An open-source hardware project aimed at making the internet "a little bit safer" needs an influx of cash to continue its work.
The Cryptech effort was created following revelations from NSA whistleblower Edward Snowden that the US government and its pals are exploiting standards and weak crypto algorithms to gain access to citizens' private correspondence and documents.
In response, a group of engineers decided there needed to be an open-source hardware engine that could provide strong and reliable encryption and decryption for email, plus public-private key cryptography for all sorts of things from digitally signing messages and files to DNSSEC.
"Recent revelations have called into question the integrity of some of the implementations of basic cryptographic functions and devices used to secure communications on the Internet," the team wrote earlier this year.
"There are serious questions about algorithms and about implementations of those algorithms in software and particularly hardware.
"The algorithmic issues are in the domain of the heavy math cryptography folk. But we must also deal with the implementation issues. We therefore are embarking on development of an open-source hardware cryptographic engine that meets the needs of high-assurance internet infrastructure systems that use cryptography.
"The open-source hardware cryptographic engine must be of general use to the broad internet community, covering needs such as secure email, web, DNS, PKIs, etc."
Cryptech's goal is to develop an inexpensive ARM-powered Hardware Security Module (HSM) that can store cryptokeys and act as a signing engine to establish the authenticity of digital content.
The idea is you store a secret key in the module, which is designed to never intentionally (and, ideally, never accidentally) disclose that key. Rather, you tell the module to, for example, sign some data using that secret key; people can use your public key and that signature to verify that particular data really came from you, and has not been tampered with in transit.

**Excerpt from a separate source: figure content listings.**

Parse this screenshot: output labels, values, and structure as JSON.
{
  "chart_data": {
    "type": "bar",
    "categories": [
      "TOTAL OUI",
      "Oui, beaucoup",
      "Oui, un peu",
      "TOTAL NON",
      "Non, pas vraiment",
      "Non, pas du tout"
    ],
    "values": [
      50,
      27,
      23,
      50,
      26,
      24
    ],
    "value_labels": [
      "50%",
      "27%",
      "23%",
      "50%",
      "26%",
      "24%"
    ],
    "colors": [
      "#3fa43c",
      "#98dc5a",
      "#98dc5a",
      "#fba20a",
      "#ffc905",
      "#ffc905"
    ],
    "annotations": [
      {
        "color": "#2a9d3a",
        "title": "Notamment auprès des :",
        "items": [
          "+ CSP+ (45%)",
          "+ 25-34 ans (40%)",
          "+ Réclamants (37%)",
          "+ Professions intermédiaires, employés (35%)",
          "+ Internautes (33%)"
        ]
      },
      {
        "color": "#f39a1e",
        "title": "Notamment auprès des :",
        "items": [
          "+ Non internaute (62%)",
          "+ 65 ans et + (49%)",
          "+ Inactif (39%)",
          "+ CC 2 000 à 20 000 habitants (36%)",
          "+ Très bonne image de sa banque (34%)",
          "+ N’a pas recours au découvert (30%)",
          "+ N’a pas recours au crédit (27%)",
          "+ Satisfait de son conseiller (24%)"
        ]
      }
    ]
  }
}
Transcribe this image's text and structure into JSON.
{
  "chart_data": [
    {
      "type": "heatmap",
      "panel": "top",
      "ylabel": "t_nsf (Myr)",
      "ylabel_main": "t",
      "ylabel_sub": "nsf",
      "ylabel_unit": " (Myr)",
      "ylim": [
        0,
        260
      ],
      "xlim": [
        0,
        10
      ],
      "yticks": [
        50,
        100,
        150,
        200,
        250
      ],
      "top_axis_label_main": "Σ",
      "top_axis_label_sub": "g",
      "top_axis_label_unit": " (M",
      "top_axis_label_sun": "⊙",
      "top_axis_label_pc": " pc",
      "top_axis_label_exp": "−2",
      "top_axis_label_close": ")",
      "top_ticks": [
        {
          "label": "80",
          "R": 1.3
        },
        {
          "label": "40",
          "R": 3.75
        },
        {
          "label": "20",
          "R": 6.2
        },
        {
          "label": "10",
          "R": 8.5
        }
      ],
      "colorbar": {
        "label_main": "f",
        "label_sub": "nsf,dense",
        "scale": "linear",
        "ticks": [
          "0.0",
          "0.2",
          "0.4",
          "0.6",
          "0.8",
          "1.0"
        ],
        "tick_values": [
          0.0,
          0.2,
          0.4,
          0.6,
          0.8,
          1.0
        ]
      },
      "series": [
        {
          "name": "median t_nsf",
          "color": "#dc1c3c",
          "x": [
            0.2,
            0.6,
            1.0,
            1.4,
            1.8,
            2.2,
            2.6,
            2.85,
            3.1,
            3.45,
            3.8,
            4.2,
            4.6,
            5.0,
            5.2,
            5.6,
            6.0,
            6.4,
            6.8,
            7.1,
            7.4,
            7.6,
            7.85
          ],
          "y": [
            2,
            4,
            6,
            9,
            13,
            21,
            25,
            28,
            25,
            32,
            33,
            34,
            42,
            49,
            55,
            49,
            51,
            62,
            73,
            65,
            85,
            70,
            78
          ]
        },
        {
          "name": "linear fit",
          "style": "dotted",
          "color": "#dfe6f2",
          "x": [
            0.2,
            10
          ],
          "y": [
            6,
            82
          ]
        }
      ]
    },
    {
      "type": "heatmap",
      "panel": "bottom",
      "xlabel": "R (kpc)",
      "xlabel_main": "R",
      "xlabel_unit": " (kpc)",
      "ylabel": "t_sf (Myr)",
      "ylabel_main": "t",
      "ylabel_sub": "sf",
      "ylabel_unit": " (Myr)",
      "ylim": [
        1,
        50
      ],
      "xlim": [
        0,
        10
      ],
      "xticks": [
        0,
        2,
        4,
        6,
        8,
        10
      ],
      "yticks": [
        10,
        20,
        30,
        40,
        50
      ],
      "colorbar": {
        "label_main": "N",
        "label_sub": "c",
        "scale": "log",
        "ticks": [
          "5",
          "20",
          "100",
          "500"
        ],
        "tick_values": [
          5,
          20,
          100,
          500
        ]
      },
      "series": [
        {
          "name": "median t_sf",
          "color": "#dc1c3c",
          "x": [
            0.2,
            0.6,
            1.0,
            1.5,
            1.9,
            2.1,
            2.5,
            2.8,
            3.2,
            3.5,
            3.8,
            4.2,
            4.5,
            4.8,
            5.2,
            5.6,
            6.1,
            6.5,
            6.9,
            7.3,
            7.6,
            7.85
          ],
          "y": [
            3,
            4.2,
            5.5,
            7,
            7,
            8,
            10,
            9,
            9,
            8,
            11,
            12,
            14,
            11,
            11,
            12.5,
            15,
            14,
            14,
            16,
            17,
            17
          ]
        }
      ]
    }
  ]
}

The Cryptech HSM will use USB to communicate with your computer. To avoid attacks on the USB controller spreading to the HSM's CPU, the USB connection is terminated at the on-board single-purpose controller chip, which sends commands and data and receives a reply from the CPU over a serial bus. This means if you're able to compromise the USB chip, you can't directly access the main processor's memory to extract the secret keys.
The Cryptech prototype uses a Novena single-board computer with an ARM Cortex-A9 system-on-chip (SoC) and an Xilinx field-programmable gate array (FPGA). The team has implemented SHA-512, SHA-256, AES and other algorithms in the programmable array, and a true random number generator fed with noise from onboard electronics – this is essential for providing strong cryptography.
While the group has made steady progress, it apparently needs more money to continue its work, and is appealing for donations: the team wants to move beyond its Novena development board, and build Alpha prototypes by the summer.
So far, big names including Google and Comcast (yes, Comcast, apparently) have contributed up to a maximum of $100,000 each (a per-donor limit imposed to prevent any one organization from gaining undue influence over the project). A range of other internet organizations have also contributed, including the Internet Society, domain registry Afilias, and IP allocation organization RIPE.